Où aboutira le gigantesque conflit dont les contre-coups sont ressentis si douloureusement en Europe ? Bien hardi qui le dirait. Si je ne m’abuse toutefois, la situation est éclairée par les renseignemens financiers consignés ici, et il y a certaines éventualités qu’on peut prévoir. Si après une grande bataille l’armée qui défend Richmond est franchement battue, sa déroute sera celle de la confédération esclavagiste. Si au contraire le sort des armes est défavorable aux fédéraux, la guerre prendra du côté du nord le caractère révolutionnaire. Le pouvoir directeur passera des mains indécises aux mains vigoureuses, et le salus populi restera comme la seule et unique loi. Plus que jamais l’Europe verra ses intérêts compromis par la prolongation de la lutte, et peut-être cédera-t-elle à la dangereuse tentation d’intervenir. S’il en est ainsi, les fédéraux exaspérés, se jugeant en état de légitime défense, rejetteront sur l’Europe la responsabilité d’une mesure terrible devant laquelle ils ont reculé jusqu’ici ; ils proclameront l’affranchissement général et immédiat des noirs, et déchaîneront sur leurs adversaires les horreur ? d’une guerre servile. Les états négriers tomberont dans le chaos. L’Europe n’aura pas plus de coton qu’aujourd’hui, et elle aura compromis pour longtemps les débouchés américains, sans lesquels elle ne peut vivre.

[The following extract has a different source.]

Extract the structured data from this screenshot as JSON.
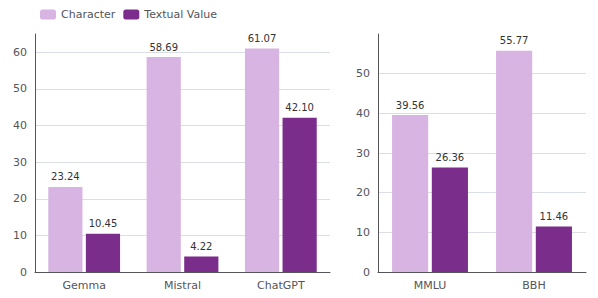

Ces prévisions sont tristes. N’y a-t-il aucun moyen de conjurer tant de malheurs ? La guerre cesserait bientôt, si le sud perdait l’espoir d’être soutenu et si les gouvernemens européens proclamaient, comme c’est leur droit et leur devoir, qu’en aucun cas ils ne toléreront le rétablissement de la traite, ni les expéditions furtives dans les pays voisins pour y implanter l’esclavage. Quels désastres on aurait épargnés à l’Amérique et à l’Europe, si ces déclarations avaient été faites dès les premiers jours !


ANDRE COCHUT.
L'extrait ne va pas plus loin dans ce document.